A multa foi aplicada devido à realização dessa cobrança sem a adesão expressa do consumidor e sem a devida prestação de informações adequadas.
Processo Administrativo e reclamações dos consumidores
A partir de uma reclamação registrada na Ouvidoria do MPMG, o Procon-MG iniciou um Processo Administrativo para investigar a cobrança da tarifa de adiantamento a depositante, que estava sendo imposta coletivamente aos consumidores por meio de uma cláusula unilateral inserida no contrato de adesão. Essa prática vai contra o dever de informação e a liberdade de escolha do consumidor.
No decorrer desse processo, foram identificadas quase 1.800 reclamações relacionadas ao tema, registradas em plataformas de defesa do consumidor entre junho de 2018 e outubro de 2020. Essas reclamações evidenciaram que os consumidores não tinham conhecimento da contratação do serviço que resultou na cobrança da tarifa.
Esclarecimentos do Banco e posição do Procon-MG
O Banco do Brasil foi solicitado a prestar esclarecimentos, informando que a cobrança da tarifa ocorre quando há saldo devedor em contas que não possuem cheque especial contratado ou quando o limite do cheque especial é ultrapassado. O banco alegou que a cobrança é legal e que a concessão de crédito e a subsequente cobrança são realizadas apenas em casos de ausência de fundos.

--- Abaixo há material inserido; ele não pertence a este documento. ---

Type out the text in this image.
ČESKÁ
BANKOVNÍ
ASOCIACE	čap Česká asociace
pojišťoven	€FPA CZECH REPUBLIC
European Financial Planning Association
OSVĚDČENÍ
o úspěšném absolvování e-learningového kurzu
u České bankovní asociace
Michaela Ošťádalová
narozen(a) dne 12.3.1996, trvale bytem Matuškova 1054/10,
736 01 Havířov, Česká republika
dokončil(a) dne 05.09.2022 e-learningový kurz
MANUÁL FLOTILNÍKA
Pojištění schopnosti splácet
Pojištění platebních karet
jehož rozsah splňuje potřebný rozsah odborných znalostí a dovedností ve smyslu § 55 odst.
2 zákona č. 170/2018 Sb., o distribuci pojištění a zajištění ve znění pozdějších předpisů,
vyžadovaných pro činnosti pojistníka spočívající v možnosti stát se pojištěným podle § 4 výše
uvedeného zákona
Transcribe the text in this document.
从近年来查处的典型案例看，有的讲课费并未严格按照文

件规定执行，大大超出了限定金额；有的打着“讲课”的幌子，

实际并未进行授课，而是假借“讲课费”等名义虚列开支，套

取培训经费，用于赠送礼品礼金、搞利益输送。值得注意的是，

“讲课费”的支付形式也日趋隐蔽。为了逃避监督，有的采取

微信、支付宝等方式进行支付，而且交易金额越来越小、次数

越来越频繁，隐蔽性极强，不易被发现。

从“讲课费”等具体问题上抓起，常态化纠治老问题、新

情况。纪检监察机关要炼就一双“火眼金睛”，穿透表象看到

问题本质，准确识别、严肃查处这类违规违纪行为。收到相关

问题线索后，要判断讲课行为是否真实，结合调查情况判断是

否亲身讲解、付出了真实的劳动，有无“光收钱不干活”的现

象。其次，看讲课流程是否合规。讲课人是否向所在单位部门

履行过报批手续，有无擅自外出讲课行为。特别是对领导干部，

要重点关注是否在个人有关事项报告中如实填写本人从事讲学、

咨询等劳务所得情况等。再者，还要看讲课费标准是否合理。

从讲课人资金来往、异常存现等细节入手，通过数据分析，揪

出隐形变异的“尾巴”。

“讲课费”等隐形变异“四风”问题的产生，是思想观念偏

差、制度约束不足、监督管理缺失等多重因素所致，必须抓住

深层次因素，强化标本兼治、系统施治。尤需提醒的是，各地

Entretanto, para o Procon-MG, a previsão da cobrança da tarifa no contrato de adesão não se confunde com a contratação do serviço de concessão emergencial de crédito. Ou seja, a mera previsão contratual não autoriza a cobrança da tarifa sem que o consumidor tenha solicitado o serviço, que, inclusive, não é essencial para a utilização e abertura de uma conta corrente.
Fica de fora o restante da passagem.